OQ provides rigid packing products for food, consumer goods, houseware, electronics and industrial packaging.

===Infrastructure and construction===
OQ is active in research and development (R&D) of different products. OQ is utilizing its research to develop infrastructure in sectors such as geosynthetics, pipes system, tanks and fittings.

===Lubricants and functional fluids===
OQ provides carboxylic acids, polyols, synthetic polyol ester base oils, and amines.

===Paints and coatings===
OQ's n/iso butyl acetate is used in different applications such as automotive, aerospace, concrete and wood finishes, or as nail polish in cosmetics.
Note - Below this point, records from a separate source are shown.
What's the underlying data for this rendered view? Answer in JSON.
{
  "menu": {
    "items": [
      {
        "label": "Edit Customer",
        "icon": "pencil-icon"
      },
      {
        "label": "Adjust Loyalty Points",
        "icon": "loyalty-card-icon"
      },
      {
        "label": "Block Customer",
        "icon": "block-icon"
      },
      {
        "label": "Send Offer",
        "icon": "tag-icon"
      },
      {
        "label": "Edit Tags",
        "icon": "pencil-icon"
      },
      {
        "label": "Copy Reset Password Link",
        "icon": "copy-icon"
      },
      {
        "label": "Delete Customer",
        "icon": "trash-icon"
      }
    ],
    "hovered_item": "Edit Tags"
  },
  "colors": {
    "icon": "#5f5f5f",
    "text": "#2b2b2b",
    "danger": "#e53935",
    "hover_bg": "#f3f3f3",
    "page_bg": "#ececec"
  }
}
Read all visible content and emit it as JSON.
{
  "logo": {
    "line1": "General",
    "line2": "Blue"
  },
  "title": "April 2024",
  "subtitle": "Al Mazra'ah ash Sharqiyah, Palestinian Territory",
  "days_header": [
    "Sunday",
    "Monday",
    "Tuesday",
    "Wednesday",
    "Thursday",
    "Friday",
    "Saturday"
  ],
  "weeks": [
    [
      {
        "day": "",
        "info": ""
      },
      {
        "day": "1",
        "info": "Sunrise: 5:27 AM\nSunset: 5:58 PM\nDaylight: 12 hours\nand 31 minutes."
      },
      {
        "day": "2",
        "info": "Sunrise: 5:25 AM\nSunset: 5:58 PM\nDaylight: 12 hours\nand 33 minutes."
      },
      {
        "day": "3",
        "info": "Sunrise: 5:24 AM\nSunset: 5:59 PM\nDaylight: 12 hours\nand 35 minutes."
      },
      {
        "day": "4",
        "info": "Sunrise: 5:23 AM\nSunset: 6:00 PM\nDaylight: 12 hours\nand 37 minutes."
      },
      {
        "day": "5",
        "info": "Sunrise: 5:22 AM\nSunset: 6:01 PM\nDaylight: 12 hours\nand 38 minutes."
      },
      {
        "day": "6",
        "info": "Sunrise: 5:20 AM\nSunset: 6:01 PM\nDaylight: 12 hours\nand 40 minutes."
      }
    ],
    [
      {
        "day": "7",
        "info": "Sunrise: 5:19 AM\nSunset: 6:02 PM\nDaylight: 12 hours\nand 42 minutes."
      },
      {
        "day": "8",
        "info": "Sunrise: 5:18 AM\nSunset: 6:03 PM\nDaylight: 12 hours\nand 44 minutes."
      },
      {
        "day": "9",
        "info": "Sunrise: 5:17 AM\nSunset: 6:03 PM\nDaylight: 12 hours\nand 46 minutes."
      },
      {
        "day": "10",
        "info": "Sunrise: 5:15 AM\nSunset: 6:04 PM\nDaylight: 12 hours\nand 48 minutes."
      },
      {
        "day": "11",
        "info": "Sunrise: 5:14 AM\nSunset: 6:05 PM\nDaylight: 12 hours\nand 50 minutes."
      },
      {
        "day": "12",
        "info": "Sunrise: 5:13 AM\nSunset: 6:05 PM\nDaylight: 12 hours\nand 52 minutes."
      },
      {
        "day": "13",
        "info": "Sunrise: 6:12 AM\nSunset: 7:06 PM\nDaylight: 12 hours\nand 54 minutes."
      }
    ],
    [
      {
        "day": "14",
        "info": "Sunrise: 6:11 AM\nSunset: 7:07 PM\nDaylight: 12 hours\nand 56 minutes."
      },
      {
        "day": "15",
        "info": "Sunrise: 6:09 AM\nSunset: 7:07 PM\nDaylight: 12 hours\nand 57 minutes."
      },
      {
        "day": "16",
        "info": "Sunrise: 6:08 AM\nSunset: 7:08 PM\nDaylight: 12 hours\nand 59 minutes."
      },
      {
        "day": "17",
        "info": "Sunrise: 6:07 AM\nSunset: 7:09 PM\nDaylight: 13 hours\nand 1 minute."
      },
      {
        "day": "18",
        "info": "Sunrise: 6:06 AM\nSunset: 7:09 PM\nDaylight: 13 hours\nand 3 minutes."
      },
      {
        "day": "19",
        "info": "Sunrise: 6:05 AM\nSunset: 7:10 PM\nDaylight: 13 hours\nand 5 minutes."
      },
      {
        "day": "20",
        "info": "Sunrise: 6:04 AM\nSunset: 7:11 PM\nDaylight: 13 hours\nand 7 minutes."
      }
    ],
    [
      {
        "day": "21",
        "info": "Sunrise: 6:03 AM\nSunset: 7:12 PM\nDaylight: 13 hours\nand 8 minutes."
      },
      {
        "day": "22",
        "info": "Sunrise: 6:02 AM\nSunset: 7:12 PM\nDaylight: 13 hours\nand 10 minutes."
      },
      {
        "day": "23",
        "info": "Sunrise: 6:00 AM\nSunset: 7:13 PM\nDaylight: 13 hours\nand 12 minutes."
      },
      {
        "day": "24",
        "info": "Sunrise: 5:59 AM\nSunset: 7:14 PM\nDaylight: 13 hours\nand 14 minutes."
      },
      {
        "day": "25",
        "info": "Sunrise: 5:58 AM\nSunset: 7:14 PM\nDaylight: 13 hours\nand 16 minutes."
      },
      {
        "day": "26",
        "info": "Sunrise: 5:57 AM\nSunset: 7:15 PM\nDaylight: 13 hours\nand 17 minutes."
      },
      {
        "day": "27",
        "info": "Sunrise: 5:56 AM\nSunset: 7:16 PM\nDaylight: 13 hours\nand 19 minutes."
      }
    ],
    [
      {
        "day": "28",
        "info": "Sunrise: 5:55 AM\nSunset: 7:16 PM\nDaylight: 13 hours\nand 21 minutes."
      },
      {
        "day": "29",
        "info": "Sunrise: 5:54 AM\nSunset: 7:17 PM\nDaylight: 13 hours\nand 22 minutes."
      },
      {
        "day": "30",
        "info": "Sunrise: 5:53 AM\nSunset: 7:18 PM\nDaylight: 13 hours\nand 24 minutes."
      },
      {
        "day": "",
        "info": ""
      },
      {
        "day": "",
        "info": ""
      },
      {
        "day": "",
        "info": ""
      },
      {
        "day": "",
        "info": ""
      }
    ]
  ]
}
Another product, TMP, is used for alkyd and polyester coatings resins and for UV curable alkyd resins, while NPG is used in the production of powder coatings for architectural, automotive, appliances, lawn and garden equipment.

===Pharmaceutical and medical care===
OQ produces biocidal alcohols which are used in hand sanitizers and as a specialty amines.